O inimigo desse céu de brigadeiro, apontam os especialistas, é uma crise no mercado externo que deixe os investidores avessos a risco ou retraia o comércio mundial.

- Mas as chances de acontecer algo negativo são mínimas - avalia Juan Jensen, da Tendências.

Os consumidores comemoram, mas preferem ficar atentos. Apaixonado por queijos e vinhos importados, o dentista Eugênio Oliveira teme que a queda do dólar em relação ao real seja incorporada à margem de lucro dos comerciantes, em vez de ser repassada aos preços finais. Pelo menos até o momento, Oliveira não viu diferença nos valores dos produtos que costuma comprar.

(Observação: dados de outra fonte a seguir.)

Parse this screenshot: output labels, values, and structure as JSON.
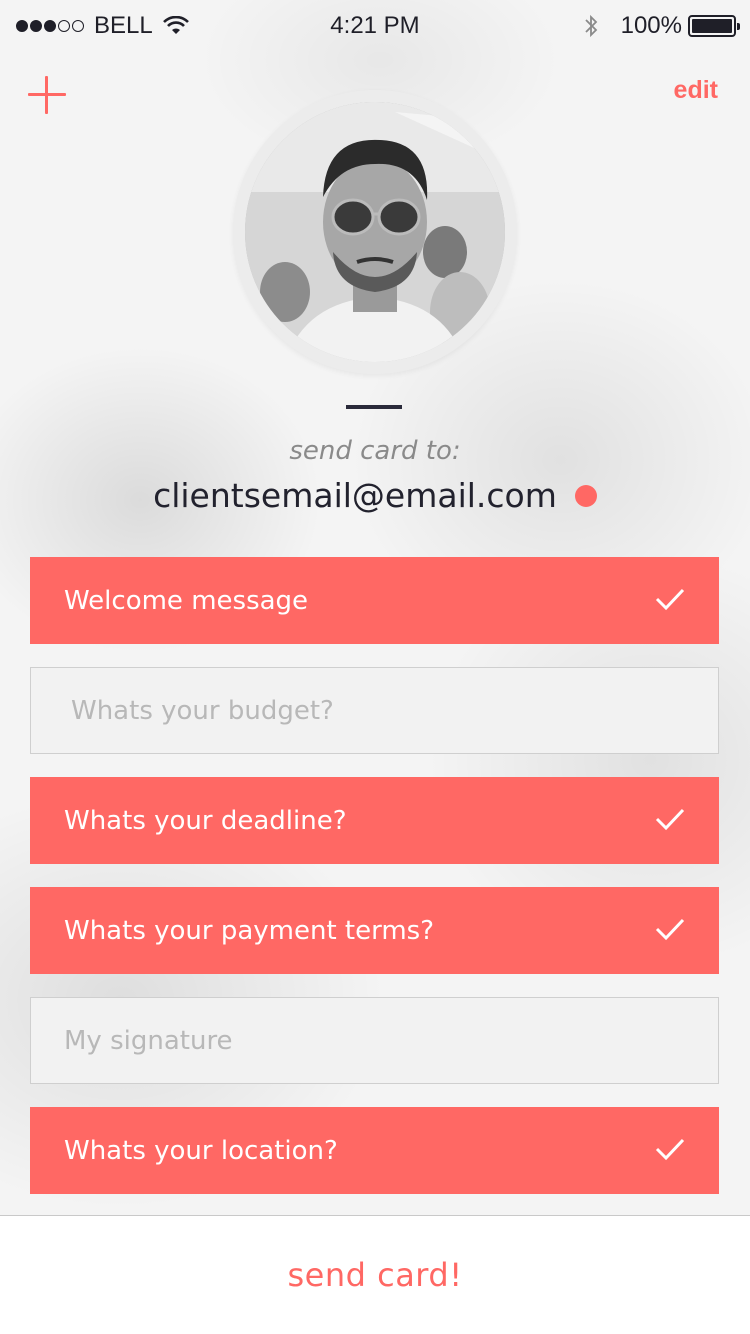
{
  "status_bar": {
    "carrier": "BELL",
    "time": "4:21 PM",
    "battery_percent": "100%",
    "signal_strength": 3,
    "icons": [
      "signal-dots-icon",
      "wifi-icon",
      "bluetooth-icon",
      "battery-icon"
    ]
  },
  "header": {
    "add_icon": "plus-icon",
    "edit_label": "edit"
  },
  "recipient": {
    "label": "send card to:",
    "email": "clientsemail@email.com",
    "status_color": "#ff6864"
  },
  "items": [
    {
      "label": "Welcome message",
      "checked": true
    },
    {
      "label": "Whats your budget?",
      "checked": false
    },
    {
      "label": "Whats your deadline?",
      "checked": true
    },
    {
      "label": "Whats your payment terms?",
      "checked": true
    },
    {
      "label": "My signature",
      "checked": false
    },
    {
      "label": "Whats your location?",
      "checked": true
    }
  ],
  "footer": {
    "send_label": "send card!"
  },
  "colors": {
    "accent": "#ff6864",
    "text_dark": "#22222e",
    "text_muted": "#8a8a8a",
    "placeholder": "#b8b8b8"
  }
}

- Claro que, nos últimos anos, ficou mais fácil comprar importados. Antes, o mercado era fechado. Só espero que nós, consumidores, continuemos sendo beneficiados.

Dona de uma loja de importados de Brasília, Ana Lúcia Alasmar acredita que o impacto do câmbio seja sentido em até três meses, quando seus fornecedores repassarão a queda do dólar aos preços. E afirma que o consumidor será beneficiado:

- Não há como não repassarmos para os preços a queda do dólar. O mercado de importados é cada vez mais competitivo.

A dona de casa Ieda Bazen garante que já sente no bolso os efeitos do cenário atual. Seu poder de compra, diz, aumentou. Ela, no entanto, evita comprar a prazo:

- Compro à vista e posso dizer que não me preocupo com juros.